Parfois, j'ai peur.
J'ai peur de leurs voix, de leurs visages, de leurs sourires. J'ai peur de leurs réprimandes, de leurs faiblesses et de leurs forces.
J'ai peur de cette habitude qu'il a de réajuster ses lunettes d'un mouvement léger et méthodique, presque inconscient, lorsqu'il est gêné ou irrité.
J'ai peur des coins de sa bouche qui se retroussent imperceptiblement lorsqu'elle me trouve à paresser dans le salon, avant qu'elle ne me lance des soupirs de mère exaspérée.
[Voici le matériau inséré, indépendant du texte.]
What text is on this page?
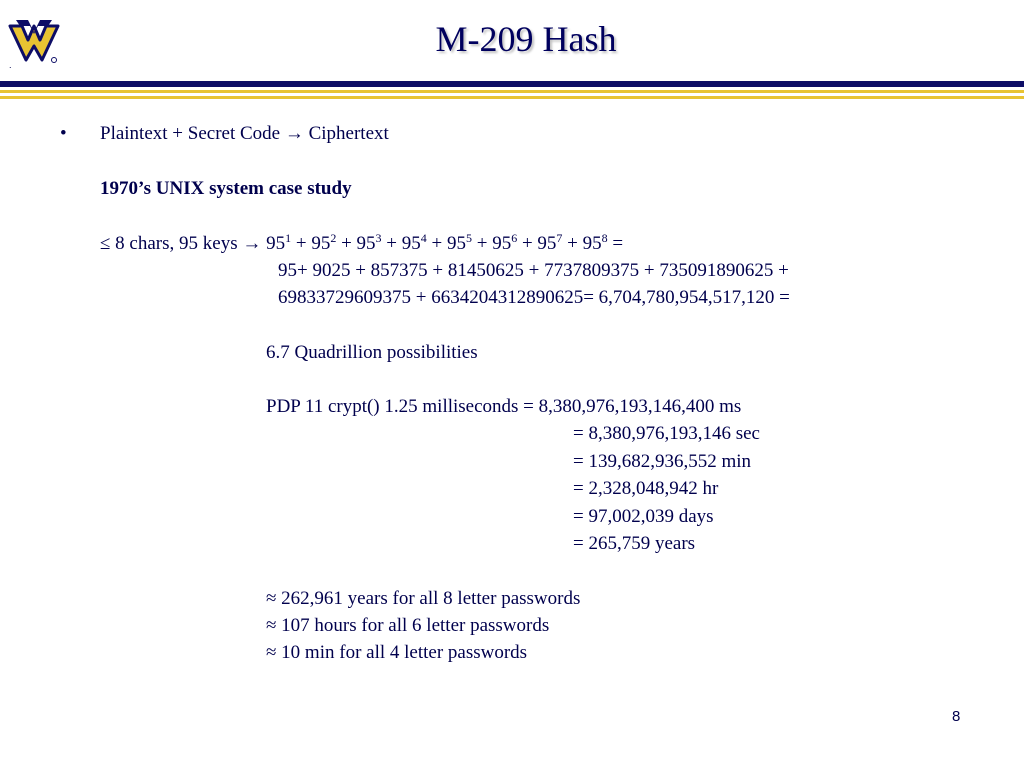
.
M-209 Hash
• Plaintext + Secret Code → Ciphertext
1970’s UNIX system case study
≤ 8 chars, 95 keys → $95^1 + 95^2 + 95^3 + 95^4 + 95^5 + 95^6 + 95^7 + 95^8$ =
95+ 9025 + 857375 + 81450625 + 7737809375 + 735091890625 +
69833729609375 + 6634204312890625= 6,704,780,954,517,120 =
6.7 Quadrillion possibilities
PDP 11 crypt() 1.25 milliseconds = 8,380,976,193,146,400 ms
= 8,380,976,193,146 sec
= 139,682,936,552 min
= 2,328,048,942 hr
= 97,002,039 days
= 265,759 years
≈ 262,961 years for all 8 letter passwords
≈ 107 hours for all 6 letter passwords
≈ 10 min for all 4 letter passwords
8
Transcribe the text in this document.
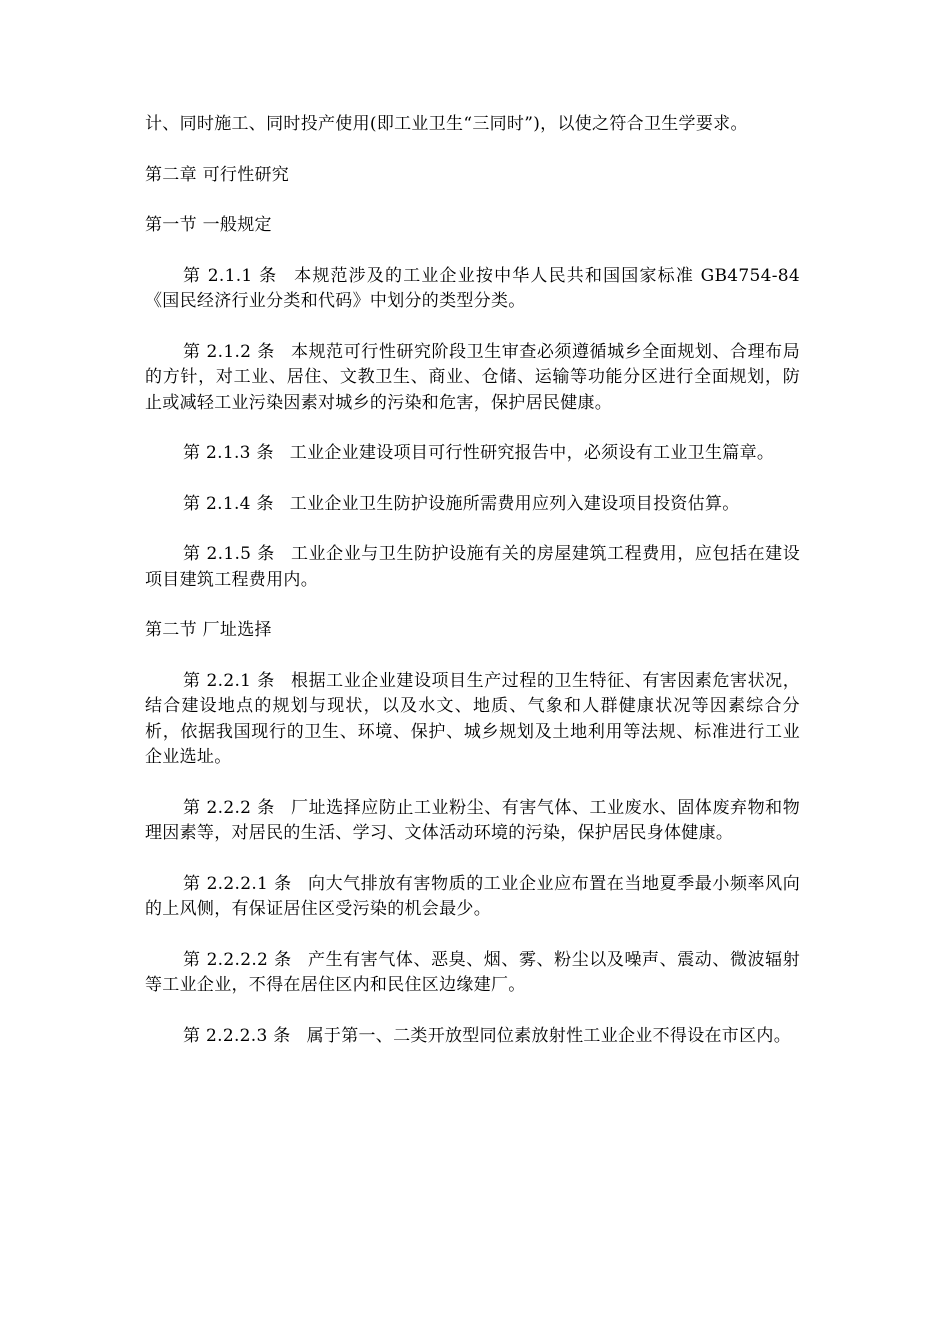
计、同时施工、同时投产使用(即工业卫生“三同时”)，以使之符合卫生学要求。

第二章 可行性研究

第一节 一般规定

第 2.1.1 条 本规范涉及的工业企业按中华人民共和国国家标准 GB4754-84《国民经济行业分类和代码》中划分的类型分类。

第 2.1.2 条 本规范可行性研究阶段卫生审查必须遵循城乡全面规划、合理布局的方针，对工业、居住、文教卫生、商业、仓储、运输等功能分区进行全面规划，防止或减轻工业污染因素对城乡的污染和危害，保护居民健康。

第 2.1.3 条 工业企业建设项目可行性研究报告中，必须设有工业卫生篇章。

第 2.1.4 条 工业企业卫生防护设施所需费用应列入建设项目投资估算。

第 2.1.5 条 工业企业与卫生防护设施有关的房屋建筑工程费用，应包括在建设项目建筑工程费用内。

第二节 厂址选择

第 2.2.1 条 根据工业企业建设项目生产过程的卫生特征、有害因素危害状况，结合建设地点的规划与现状，以及水文、地质、气象和人群健康状况等因素综合分析，依据我国现行的卫生、环境、保护、城乡规划及土地利用等法规、标准进行工业企业选址。

第 2.2.2 条 厂址选择应防止工业粉尘、有害气体、工业废水、固体废弃物和物理因素等，对居民的生活、学习、文体活动环境的污染，保护居民身体健康。

第 2.2.2.1 条 向大气排放有害物质的工业企业应布置在当地夏季最小频率风向的上风侧，有保证居住区受污染的机会最少。

第 2.2.2.2 条 产生有害气体、恶臭、烟、雾、粉尘以及噪声、震动、微波辐射等工业企业，不得在居住区内和民住区边缘建厂。

第 2.2.2.3 条 属于第一、二类开放型同位素放射性工业企业不得设在市区内。
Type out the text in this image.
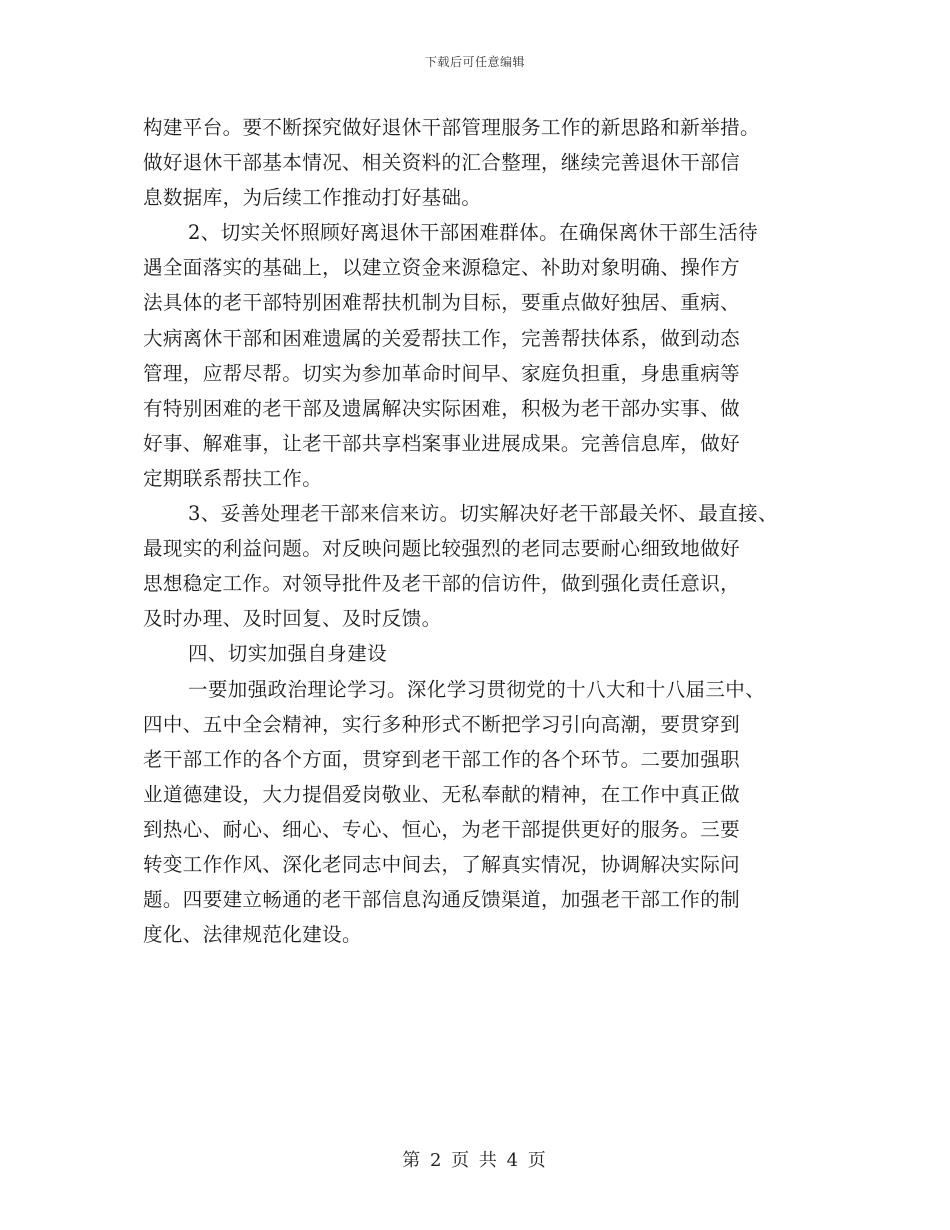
下载后可任意编辑
构建平台。要不断探究做好退休干部管理服务工作的新思路和新举措。
做好退休干部基本情况、相关资料的汇合整理，继续完善退休干部信
息数据库，为后续工作推动打好基础。
2、切实关怀照顾好离退休干部困难群体。在确保离休干部生活待
遇全面落实的基础上，以建立资金来源稳定、补助对象明确、操作方
法具体的老干部特别困难帮扶机制为目标，要重点做好独居、重病、
大病离休干部和困难遗属的关爱帮扶工作，完善帮扶体系，做到动态
管理，应帮尽帮。切实为参加革命时间早、家庭负担重，身患重病等
有特别困难的老干部及遗属解决实际困难，积极为老干部办实事、做
好事、解难事，让老干部共享档案事业进展成果。完善信息库，做好
定期联系帮扶工作。
3、妥善处理老干部来信来访。切实解决好老干部最关怀、最直接、
最现实的利益问题。对反映问题比较强烈的老同志要耐心细致地做好
思想稳定工作。对领导批件及老干部的信访件，做到强化责任意识，
及时办理、及时回复、及时反馈。
四、切实加强自身建设
一要加强政治理论学习。深化学习贯彻党的十八大和十八届三中、
四中、五中全会精神，实行多种形式不断把学习引向高潮，要贯穿到
老干部工作的各个方面，贯穿到老干部工作的各个环节。二要加强职
业道德建设，大力提倡爱岗敬业、无私奉献的精神，在工作中真正做
到热心、耐心、细心、专心、恒心，为老干部提供更好的服务。三要
转变工作作风、深化老同志中间去，了解真实情况，协调解决实际问
题。四要建立畅通的老干部信息沟通反馈渠道，加强老干部工作的制
度化、法律规范化建设。
第 2 页 共 4 页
J'ai peur de ces soirs d'hiver assis autour du kotatsu, à s'échanger des paroles frugales et sans intérêts, pourtant si importantes pour nous.
J'ai peur de cet ensemble, de ce tout, de ces deux êtres. J'ai peur de ce qui pourrait disparaitre.
Parfois la panique est si grande qu'elle m'étouffe, comme si elle m'attendait au coin d'une rue pour pouvoir voler mon souffle, grandir dans mon cœur comme une énorme vague et écraser mon âme dans son étau d'acier.
J'ai peur, si peur, mais je ne peux rien faire, rien dire, parce que je ne peux pas les perdre, pas maintenant qu'ils sont là, pas maintenant que tout repose sur mes épaules pas maintenant que leur chaleur et leurs sourires sont mon fardeau.
Parfois, j'ai peur de perdre tout, et d'avoir de nouveau froid, et de retrouver un nouveau fardeau.
Mais inévitablement la peur sera balayée (simple poussière) par leurs voix et leurs fossettes, et par le poids si lourd qu'il en est réconfortant qui repose sur mes épaules.